A Dutch court has ruled that Dutch peacekeepers in Srebrenica could have known that the 300 men who had sought refuge in their base in the village of Potocari would be murdered if deported
World Bulletin / News Desk
A Dutch court has ruled that the Netherlands was liable for the 1995 massacre of 300 Bosniaks (Bosnian Muslim) men and boys in Srebrenica.
The court ruled that Dutch peacekeepers failed to protect the Bosniaks in the town from falling prey to the Bosnian Serb army, which later slaughtered more than 7,000 civilians after the Dutch handed them over.
Dutch forces were condemned for not being aware of the potential for genocide while handing the town over and demanded the government pay compensation to the families of the 300 victims.
“At the moment that the men were sent away, Dutchbat knew or should have known that the genocide was taking place and therefore there was a serious risk that those men would be killed,” said judge Peter Blok.
However, the “Mothers of Srebrenica”, an organization of women who lost loved ones during the massacre, were heartbroken over the fact that the Netherlands was only found partly responsible for the death of 300 victims rather than the more than 7,000 who died.
This means that most of the women and relatives of the victims will not be entitled to any compensation from the Dutch government.
The verdict comes in the same week the relatives of those lost commemorated the 19th anniversary of what is considered to be the worst massacre in Europe since World War II.
The ruling could set a precedent with implications for future peacekeeping deployments by the Netherlands or other countries.
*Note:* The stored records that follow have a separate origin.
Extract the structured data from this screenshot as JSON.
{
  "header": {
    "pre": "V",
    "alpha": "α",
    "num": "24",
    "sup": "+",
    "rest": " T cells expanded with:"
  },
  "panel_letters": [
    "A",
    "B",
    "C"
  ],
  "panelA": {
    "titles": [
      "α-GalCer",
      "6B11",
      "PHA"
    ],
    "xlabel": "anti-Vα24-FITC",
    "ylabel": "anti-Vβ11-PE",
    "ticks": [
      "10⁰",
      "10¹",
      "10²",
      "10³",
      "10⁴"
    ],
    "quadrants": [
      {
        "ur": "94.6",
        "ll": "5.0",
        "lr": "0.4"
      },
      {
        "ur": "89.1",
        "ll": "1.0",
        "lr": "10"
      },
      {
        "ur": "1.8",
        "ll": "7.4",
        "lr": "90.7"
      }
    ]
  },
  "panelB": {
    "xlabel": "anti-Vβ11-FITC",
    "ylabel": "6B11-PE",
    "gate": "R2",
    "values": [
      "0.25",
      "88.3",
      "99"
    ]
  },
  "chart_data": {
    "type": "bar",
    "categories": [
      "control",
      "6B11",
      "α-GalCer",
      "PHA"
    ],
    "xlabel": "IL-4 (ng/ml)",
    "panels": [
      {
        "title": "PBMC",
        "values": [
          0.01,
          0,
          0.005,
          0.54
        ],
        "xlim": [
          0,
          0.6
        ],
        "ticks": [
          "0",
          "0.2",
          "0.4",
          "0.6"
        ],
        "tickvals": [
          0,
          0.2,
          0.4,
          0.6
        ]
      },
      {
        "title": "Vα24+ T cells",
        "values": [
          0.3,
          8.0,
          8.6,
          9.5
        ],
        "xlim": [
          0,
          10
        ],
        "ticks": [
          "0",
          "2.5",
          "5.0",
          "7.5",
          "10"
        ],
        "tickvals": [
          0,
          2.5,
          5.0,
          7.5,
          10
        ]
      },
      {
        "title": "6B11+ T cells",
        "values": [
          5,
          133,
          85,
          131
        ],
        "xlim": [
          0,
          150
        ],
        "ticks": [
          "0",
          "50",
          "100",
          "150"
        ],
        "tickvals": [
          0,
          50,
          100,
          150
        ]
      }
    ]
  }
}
During the Bosnian war, the Dutch battalion Dutchbat had been deployed to protect Srebrenica, which had been designated a safe haven by the United Nations, but surrendered to the much largerBosnian Serb army commanded by Ratko Mladic, who is on trial for war crimes at an international court in The Hague.
The failure of Dutch soldiers to protect the Muslim men and boys of Srebrenica has left a deep scar in Dutch politics, contributing to the resignation of the Dutch government in 2002.
The three-year Bosnian war, in which at least 100,000 people were killed, was the bloodiest of a series of conflicts that accompanied the break-up of Yugoslavia in the 1990s.